Mariana Walter and Marta Conde
Wednesday 27th June, 12.00 – 13.30, ICTA-UAB
As Marta Conde argues on her paper “Activism Mobilizing science”, lay citizens, communities and local grassroots organisations immersed in socio-environmental conflicts are engaging with professional scientists to understand the impacts a polluting project is causing to their environment and themselves. Together with scientists they co-produce new and alternative knowledge that gives the local organisations visibility and legitimacy, information on how to protect themselves from the impacts, and allows them to engage in practical activism, challenging the manufactured uncertainty and other information produced by the state or companies running the projects.
This is the class starting point to examine how activist and expert epistemologies complement and/or collide in processes of joint knowledge production. Analyzing and discussing practical cases we will explore mechanisms of exclusion and mechanisms through which citizen empowerment occurs allowing conflicts to become forces for transformation.

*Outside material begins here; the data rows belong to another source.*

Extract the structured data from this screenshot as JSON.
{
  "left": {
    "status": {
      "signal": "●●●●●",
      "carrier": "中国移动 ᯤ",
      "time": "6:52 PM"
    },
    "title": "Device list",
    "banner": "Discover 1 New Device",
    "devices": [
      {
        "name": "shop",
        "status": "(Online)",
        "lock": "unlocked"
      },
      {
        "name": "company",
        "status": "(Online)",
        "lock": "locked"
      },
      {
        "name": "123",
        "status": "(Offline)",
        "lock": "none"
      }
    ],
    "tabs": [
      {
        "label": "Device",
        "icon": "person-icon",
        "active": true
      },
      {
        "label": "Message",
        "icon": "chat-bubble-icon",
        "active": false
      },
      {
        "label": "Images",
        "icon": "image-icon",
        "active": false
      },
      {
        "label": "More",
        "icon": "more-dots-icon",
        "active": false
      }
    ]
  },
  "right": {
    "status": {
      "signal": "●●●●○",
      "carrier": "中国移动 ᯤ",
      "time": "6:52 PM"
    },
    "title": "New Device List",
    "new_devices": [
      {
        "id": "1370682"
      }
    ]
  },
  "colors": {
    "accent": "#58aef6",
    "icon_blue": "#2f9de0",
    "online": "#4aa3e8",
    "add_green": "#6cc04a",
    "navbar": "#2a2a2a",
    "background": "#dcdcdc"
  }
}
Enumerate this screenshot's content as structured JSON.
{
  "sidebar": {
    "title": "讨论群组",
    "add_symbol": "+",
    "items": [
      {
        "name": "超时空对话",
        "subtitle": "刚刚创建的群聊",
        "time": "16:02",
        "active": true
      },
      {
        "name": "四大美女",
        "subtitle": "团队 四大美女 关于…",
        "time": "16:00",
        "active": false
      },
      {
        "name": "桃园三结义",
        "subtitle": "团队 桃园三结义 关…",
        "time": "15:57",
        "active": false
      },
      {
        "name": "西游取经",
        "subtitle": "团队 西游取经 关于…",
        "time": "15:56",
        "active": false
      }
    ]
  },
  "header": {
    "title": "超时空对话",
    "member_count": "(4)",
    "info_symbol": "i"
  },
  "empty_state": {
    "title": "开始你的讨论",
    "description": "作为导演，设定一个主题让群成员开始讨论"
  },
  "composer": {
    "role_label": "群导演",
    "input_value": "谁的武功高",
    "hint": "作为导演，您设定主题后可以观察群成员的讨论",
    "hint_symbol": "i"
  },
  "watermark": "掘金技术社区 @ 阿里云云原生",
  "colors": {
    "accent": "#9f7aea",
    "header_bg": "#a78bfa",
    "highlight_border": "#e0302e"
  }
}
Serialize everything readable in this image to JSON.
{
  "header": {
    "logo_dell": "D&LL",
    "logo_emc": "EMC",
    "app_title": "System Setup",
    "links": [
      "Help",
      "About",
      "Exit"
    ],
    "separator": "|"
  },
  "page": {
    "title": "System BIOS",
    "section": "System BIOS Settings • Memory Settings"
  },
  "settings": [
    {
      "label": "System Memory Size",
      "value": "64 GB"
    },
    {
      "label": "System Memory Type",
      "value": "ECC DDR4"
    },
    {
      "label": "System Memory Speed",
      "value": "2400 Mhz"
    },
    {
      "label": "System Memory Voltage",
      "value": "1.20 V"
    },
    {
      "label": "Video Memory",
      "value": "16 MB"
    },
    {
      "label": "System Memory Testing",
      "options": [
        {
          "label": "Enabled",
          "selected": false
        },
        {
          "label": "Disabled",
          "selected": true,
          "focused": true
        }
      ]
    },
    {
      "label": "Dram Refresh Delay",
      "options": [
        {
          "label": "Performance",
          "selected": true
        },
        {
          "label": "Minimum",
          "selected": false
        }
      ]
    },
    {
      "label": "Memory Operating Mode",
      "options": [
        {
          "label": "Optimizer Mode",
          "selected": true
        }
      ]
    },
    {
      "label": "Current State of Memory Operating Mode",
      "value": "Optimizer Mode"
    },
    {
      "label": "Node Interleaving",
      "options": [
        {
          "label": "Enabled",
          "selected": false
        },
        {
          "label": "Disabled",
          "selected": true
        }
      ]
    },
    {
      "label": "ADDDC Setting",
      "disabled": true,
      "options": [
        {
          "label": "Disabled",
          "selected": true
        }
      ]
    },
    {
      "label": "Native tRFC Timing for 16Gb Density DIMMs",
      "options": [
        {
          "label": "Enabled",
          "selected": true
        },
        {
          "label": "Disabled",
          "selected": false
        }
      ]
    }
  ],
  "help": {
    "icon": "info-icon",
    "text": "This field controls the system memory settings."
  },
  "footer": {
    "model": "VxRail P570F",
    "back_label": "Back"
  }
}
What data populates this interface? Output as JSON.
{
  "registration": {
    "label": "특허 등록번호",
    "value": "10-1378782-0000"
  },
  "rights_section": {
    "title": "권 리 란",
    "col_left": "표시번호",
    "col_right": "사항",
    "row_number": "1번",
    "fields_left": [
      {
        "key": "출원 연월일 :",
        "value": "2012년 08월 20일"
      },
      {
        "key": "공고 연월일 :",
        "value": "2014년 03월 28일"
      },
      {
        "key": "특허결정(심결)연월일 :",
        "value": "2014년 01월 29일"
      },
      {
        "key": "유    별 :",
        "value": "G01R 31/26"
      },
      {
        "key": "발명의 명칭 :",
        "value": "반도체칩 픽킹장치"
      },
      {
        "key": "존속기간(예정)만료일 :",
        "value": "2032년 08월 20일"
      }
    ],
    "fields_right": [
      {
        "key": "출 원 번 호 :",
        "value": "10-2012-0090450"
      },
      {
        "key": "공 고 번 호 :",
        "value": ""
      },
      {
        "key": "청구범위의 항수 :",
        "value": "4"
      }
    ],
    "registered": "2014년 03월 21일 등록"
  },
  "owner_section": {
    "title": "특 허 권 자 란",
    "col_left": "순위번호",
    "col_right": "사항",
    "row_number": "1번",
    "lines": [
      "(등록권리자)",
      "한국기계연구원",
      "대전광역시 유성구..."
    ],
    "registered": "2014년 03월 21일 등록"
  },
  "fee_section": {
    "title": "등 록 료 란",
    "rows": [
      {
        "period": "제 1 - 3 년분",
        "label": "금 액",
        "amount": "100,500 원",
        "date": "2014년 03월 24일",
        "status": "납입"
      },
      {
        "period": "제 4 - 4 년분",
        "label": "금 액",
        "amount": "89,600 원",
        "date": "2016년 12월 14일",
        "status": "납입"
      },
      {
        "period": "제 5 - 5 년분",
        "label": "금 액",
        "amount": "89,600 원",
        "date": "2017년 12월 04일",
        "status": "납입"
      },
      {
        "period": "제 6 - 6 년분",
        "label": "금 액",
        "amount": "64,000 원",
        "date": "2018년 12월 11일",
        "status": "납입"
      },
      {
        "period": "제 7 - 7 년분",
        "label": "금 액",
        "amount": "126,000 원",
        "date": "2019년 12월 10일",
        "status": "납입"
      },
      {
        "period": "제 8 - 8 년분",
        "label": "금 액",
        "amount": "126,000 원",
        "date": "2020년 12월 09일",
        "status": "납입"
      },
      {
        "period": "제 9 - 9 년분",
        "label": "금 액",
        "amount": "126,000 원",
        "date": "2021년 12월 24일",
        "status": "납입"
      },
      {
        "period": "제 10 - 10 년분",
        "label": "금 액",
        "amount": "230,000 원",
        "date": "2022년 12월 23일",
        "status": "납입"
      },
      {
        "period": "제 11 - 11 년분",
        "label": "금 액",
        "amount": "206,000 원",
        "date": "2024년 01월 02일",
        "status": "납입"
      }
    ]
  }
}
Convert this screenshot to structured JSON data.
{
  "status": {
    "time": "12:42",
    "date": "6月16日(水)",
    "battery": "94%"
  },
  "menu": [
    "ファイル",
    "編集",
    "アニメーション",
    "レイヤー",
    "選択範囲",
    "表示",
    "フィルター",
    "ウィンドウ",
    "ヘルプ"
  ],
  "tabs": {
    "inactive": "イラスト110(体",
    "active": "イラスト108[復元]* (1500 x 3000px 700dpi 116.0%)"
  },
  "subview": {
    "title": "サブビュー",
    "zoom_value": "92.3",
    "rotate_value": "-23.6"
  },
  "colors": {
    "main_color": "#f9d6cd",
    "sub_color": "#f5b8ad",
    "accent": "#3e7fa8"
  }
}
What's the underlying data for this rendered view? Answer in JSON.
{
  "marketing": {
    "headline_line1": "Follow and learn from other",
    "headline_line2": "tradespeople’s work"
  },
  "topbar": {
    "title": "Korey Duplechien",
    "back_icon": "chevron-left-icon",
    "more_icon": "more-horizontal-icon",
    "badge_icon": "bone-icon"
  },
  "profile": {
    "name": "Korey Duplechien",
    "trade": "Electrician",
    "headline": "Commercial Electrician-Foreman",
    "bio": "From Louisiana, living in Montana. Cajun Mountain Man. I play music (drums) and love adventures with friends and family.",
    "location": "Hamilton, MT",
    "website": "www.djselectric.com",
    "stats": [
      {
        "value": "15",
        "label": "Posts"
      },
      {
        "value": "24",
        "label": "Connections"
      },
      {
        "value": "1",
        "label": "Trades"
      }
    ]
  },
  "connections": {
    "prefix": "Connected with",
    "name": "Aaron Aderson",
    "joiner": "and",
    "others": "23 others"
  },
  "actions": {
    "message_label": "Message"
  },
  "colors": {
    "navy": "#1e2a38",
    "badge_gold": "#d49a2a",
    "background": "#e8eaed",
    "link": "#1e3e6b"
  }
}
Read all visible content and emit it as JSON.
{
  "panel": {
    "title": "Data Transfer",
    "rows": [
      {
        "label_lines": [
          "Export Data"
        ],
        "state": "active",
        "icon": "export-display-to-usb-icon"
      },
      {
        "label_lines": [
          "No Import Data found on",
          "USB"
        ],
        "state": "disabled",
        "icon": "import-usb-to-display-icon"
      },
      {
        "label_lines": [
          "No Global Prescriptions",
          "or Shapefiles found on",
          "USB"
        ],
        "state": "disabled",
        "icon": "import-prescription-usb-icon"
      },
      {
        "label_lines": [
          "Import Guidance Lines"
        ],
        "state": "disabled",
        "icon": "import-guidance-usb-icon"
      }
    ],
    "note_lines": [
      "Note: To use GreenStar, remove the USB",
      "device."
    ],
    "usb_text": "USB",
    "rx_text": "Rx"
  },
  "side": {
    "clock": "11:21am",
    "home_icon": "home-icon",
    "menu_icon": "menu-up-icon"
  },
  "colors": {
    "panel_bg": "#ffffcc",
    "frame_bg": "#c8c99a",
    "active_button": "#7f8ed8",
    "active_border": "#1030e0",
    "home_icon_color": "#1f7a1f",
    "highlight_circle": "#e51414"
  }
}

We want to explore the role of science and activist-scientific alliances in wider processes of Post-Normal Science. The class will address the following key questions:
- How activist and expert epistemologies collide/collaborate in knowledge production processes?
- What is knowledge co-production? is it allways present in activist-scientific alliances? are there other forms of co-production in these alliances?
- Why are knowledge co-production processes relevant?
- Which are the implications in your own research?
Topçu, S., 2008. Confronting nuclear risks: counter-expertise as politics within the French nuclear energy debate. Nature+ Culture, 3(2), p.225.
Conde, M., 2014. Activism mobilising science. Ecological economics, 105, pp.67-77.